Além disso, um advogado da empresa solicitou expressamente aos funcionários da rede social que trabalhavam na apresentação de dados que removessem as estatísticas de visualização de conteúdo “não recomendado” para limitar a “exposição de Mosseri a essas informações”.

“Não sou especialista em questões jurídicas, portanto não tenho certeza de quais possam ser os motivos para remover informações das apresentações antes que elas cheguem até mim, mas não estou tentando incentivar minha equipe a esconder nada”, afirmou Mosseri, lembrando que “se houver implicações legais em determinado trabalho, os advogados revisam o material”.

Outro dos executivos, o diretor de Design de Produto do Instagram, Francesco Fogu, seguiu a estratégia de Mosseri de “fingir surpresa”, pois, segundo ele, nunca antes lhe haviam pedido para “ocultar dados da diretoria”.

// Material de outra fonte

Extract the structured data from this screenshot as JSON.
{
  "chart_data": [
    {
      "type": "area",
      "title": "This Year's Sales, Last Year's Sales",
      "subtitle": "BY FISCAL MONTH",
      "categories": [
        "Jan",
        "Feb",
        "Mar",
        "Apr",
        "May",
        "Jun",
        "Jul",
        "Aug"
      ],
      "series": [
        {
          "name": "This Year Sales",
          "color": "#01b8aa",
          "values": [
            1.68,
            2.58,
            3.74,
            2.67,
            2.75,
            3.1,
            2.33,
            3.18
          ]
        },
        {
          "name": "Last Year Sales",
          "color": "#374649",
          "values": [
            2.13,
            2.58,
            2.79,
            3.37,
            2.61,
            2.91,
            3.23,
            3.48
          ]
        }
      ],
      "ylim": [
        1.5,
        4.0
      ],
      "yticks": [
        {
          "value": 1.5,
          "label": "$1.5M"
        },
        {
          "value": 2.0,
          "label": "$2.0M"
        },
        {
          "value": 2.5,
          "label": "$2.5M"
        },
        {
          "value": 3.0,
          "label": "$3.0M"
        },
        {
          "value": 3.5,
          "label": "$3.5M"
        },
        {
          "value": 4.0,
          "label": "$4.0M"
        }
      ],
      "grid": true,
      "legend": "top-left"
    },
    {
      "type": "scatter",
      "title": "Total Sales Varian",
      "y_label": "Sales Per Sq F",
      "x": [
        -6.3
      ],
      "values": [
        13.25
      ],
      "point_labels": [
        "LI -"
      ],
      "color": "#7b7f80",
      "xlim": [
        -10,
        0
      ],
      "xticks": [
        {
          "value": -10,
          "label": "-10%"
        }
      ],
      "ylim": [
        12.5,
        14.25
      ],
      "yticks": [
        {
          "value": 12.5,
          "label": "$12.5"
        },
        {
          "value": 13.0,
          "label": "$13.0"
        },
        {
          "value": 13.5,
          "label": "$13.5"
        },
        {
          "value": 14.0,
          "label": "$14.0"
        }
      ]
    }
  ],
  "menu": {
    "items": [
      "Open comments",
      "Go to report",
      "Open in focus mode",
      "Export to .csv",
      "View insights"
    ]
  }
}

Mosseri foi posteriormente questionado sobre o recurso “Dar um tempo”, sobre o qual declarou que “é um recurso com uma taxa de uso decepcionantemente baixa, que melhorou significativamente”.

Por fim, Fogu, durante o contra-interrogatório do advogado da Meta, destacou que, depois de ter sido autorizado a comunicar os dados aos líderes do Instagram — ainda que “verbalmente” —, essa apresentação foi um sucesso, pois serviu de catalisador para a criação das contas do Instagram para adolescentes.

Atualmente, o recurso “Dar um tempo” está ativado por padrão nas contas para adolescentes da Meta, como um lembrete que os incentiva a sair da rede social quando passam tempo demais nela.